STOP - LOOK- AND LISTEN: As the FDA sits poised and ready to approve Gardasil the cervical cancer vaccine, for use in older women, there's startling new evidence that it may not be as safe as we are being led to believe.
According to the Judicial Watch report - with data retrieved via the Freedom of Information Act - these additional worrisome statistics were recently uncovered:
- From May 10 to September 7, 2007, of the 1,847 adverse vaccination reactions reported to the FDA via the Vaccine Adverse Event Reporting System (VAERS), some 347 were considered medically "serious".
- The death toll linked to the vaccine given to young women is at 12 - and counting.
- Of the 77 women who received this vaccine while pregnant, 33 experienced side effects ranging from spontaneous miscarriage to fetal abnormalities.

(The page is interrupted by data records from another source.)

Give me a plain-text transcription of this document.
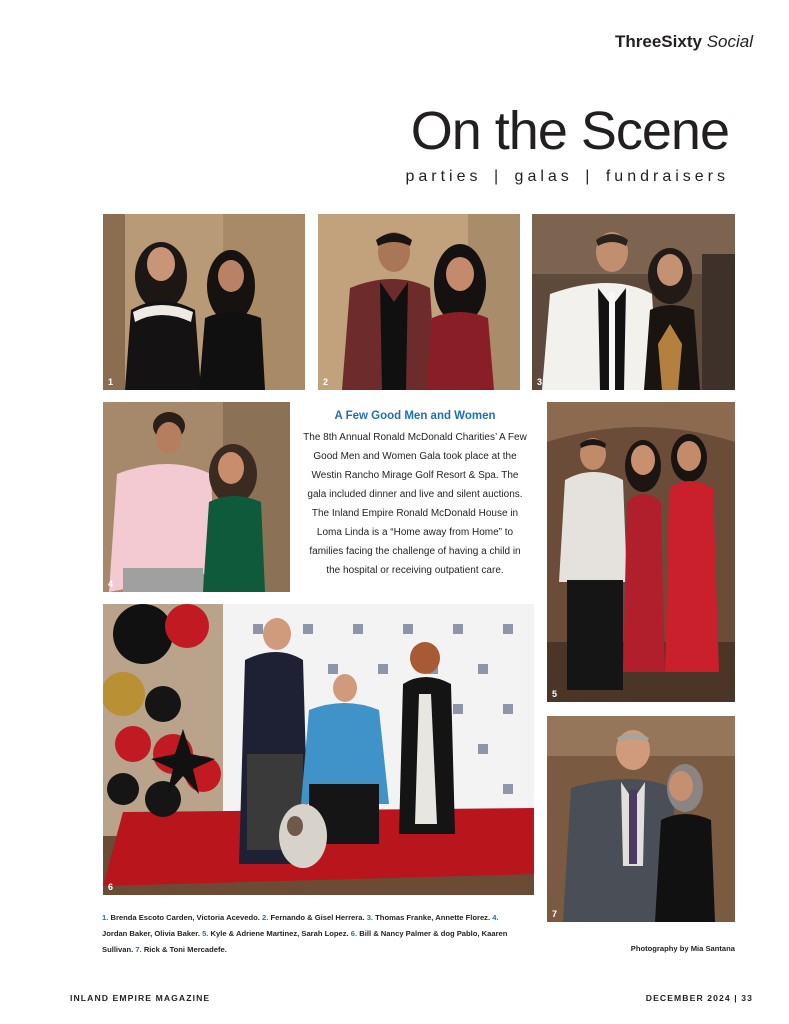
ThreeSixty Social
On the Scene
parties | galas | fundraisers
1	2	3
4
A Few Good Men and Women

The 8th Annual Ronald McDonald Charities’ A Few Good Men and Women Gala took place at the Westin Rancho Mirage Golf Resort & Spa. The gala included dinner and live and silent auctions. The Inland Empire Ronald McDonald House in Loma Linda is a “Home away from Home” to families facing the challenge of having a child in the hospital or receiving outpatient care.

5
6
7
1. Brenda Escoto Carden, Victoria Acevedo. 2. Fernando & Gisel Herrera. 3. Thomas Franke, Annette Florez. 4. Jordan Baker, Olivia Baker. 5. Kyle & Adriene Martinez, Sarah Lopez. 6. Bill & Nancy Palmer & dog Pablo, Kaaren Sullivan. 7. Rick & Toni Mercadefe.	Photography by Mia Santana
INLAND EMPIRE MAGAZINE	DECEMBER 2024 | 33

- A range of serious side effects including paralysis, Bells Palsy, Guillain-Barre Syndrome and seizures have been reported.
This is of tatamount importance not only to women over 40, who may soon be offered the vaccine, but for our daughters and grand daughters, many of whom have already been encouraged by pediatricians and family doctors to have the vaccine. Currently, two states, Texas and Michigan have made it mandatory for girls aged 11 to 12 to have the vaccine, while other state and local governments are considering similar actions.

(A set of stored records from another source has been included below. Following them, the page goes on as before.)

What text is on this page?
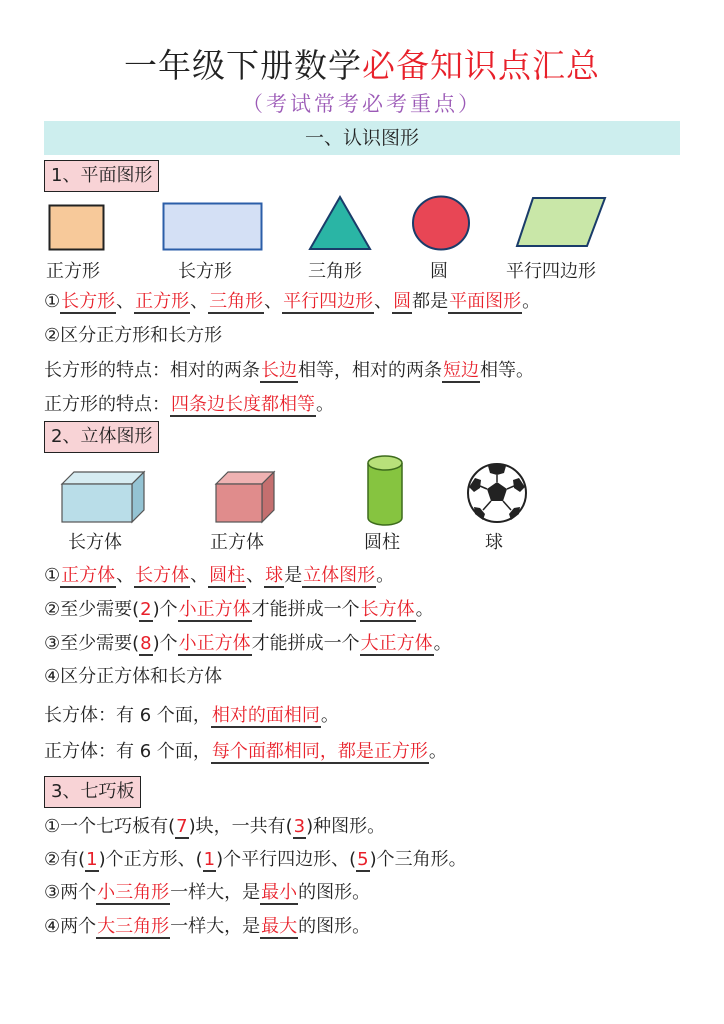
一年级下册数学必备知识点汇总
（考试常考必考重点）
一、认识图形
1、平面图形
正方形	长方形	三角形	圆	平行四边形
①长方形、正方形、三角形、平行四边形、圆都是平面图形。
②区分正方形和长方形
长方形的特点：相对的两条长边相等，相对的两条短边相等。
正方形的特点：四条边长度都相等。
2、立体图形
长方体	正方体	圆柱	球
①正方体、长方体、圆柱、球是立体图形。
②至少需要(2)个小正方体才能拼成一个长方体。
③至少需要(8)个小正方体才能拼成一个大正方体。
④区分正方体和长方体
长方体：有 6 个面，相对的面相同。
正方体：有 6 个面，每个面都相同，都是正方形。
3、七巧板
①一个七巧板有(7)块，一共有(3)种图形。
②有(1)个正方形、(1)个平行四边形、(5)个三角形。
③两个小三角形一样大，是最小的图形。
④两个大三角形一样大，是最大的图形。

What does this mean for you? It doesn't mean turning away from a potentially life-saving treatment. It does mean knowing the facts, and making sure your doctor knows the facts, and having a serious conversation with your physician about your specific risks and benefits in regard to this vaccine.
Remember, this is not about removing the vaccine from the market - it's about intelligent use of it - and informed use. Every drug has it's side effects and risks. But in order to make an intelligent decision about whether the benefits outweigh the risks, you've got to at least know the risks.
Finding out a treatment has side effects is not shocking. Discovering it took a Freedom Of Information Act inquiry to find out about those risks is shocking.
ACS also estimates that some 3,900 women will die from cervical cancer in the US during 2008. While once a common cause of cancer death for American women, death rates have declined steadily over the past several decades, due largely in part to better screening that finds this cancer at an early and very treatable stage.